Investing $30M in to Northstar-at-Tahoe, Vail Resorts is aiming to improve the “snow experience”. In addition to a new restaurant in the village, expect to see more shops (where you stupid tourists can spend your money on overpriced goods made predominately by sweatshop labor in the third world).
In addition to trinkets, t-shirts and tilapia, part of the money is allocated to a new high-speed chairlift and a 500-seat restaurant on the mountain. I don’t know what the current dining situation is like or whether a brand new restaurant is something that a majority of the clientele is really willing to pay for. As for the high-speed, well that’s fine & dandy but at the end of the day it’s just another cost that’s going to be built in to the price of your lift ticket or season pass.

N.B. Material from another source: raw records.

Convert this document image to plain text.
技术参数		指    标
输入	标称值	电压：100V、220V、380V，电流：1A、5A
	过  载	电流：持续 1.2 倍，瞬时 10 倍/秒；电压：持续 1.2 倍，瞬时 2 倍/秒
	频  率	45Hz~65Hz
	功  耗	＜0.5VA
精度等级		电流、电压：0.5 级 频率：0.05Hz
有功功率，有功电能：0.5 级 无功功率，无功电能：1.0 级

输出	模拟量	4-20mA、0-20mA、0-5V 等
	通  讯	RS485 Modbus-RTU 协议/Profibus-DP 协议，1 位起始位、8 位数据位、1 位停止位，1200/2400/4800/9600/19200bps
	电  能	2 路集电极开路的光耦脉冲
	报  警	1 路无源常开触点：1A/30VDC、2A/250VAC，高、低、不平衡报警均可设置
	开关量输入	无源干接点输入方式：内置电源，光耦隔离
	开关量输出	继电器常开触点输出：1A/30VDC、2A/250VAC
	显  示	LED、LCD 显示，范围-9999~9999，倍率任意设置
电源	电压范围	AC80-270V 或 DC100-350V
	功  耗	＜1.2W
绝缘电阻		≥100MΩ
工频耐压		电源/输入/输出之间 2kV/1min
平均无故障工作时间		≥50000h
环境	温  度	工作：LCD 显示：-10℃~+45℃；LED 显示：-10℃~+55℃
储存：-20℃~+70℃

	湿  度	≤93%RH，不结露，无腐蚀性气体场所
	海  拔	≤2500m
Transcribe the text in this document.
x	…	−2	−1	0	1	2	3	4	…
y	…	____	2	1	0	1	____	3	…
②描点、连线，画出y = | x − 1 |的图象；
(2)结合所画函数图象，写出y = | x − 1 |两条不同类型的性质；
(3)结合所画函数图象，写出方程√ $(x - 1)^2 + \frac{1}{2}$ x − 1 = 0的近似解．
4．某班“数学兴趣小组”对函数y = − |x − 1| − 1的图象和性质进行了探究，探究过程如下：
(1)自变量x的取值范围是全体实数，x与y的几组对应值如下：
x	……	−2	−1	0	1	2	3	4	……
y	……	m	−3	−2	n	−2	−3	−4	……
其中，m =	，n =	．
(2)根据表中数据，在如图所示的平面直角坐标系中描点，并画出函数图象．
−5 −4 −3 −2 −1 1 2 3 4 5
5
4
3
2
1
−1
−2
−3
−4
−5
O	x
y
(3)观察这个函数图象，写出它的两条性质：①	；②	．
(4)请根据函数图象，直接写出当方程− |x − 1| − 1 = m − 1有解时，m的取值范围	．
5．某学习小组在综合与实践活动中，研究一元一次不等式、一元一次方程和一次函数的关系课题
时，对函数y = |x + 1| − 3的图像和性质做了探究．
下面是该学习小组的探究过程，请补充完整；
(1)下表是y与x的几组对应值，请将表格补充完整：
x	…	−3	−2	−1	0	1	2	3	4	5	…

I’m no Luddite. I love a high speed lift because that usually means more laps. And I like a nice dinner or pub experience as much as the next guy. But (perhaps) unlike the next guy, I don’t make my travel decisions based on these factors. Give me a fixed grip that gets me up the mountain without any crowds, a hamburger that doesn’t cost $14, and a cold PBR tallboy and it doesn’t get much better than that.
Vail may be able to attract some new season pass holders with a glossy brochure highlighting the “new and improved” resort-at-wherever-you-are, but this just comes at the expense of some other mountain (available data show that skier-days is basically a zero-sum game). Improvements like these don’t benefit the sport of snowboarding or the sport of skiing. They don’t bring new skiers or riders to the mountain and help them fall in love with the snow experience which will ultimately grow the industry as a whole.
No. The focus on corporate profit, the zero-sum growth of the industry, prices going through the roof (a consequence of the “resort experience” arms race) has essentially put our sports beyond the reach of the average Joe. In the long run, the emphasis on the “resort experience” is bad for our sports.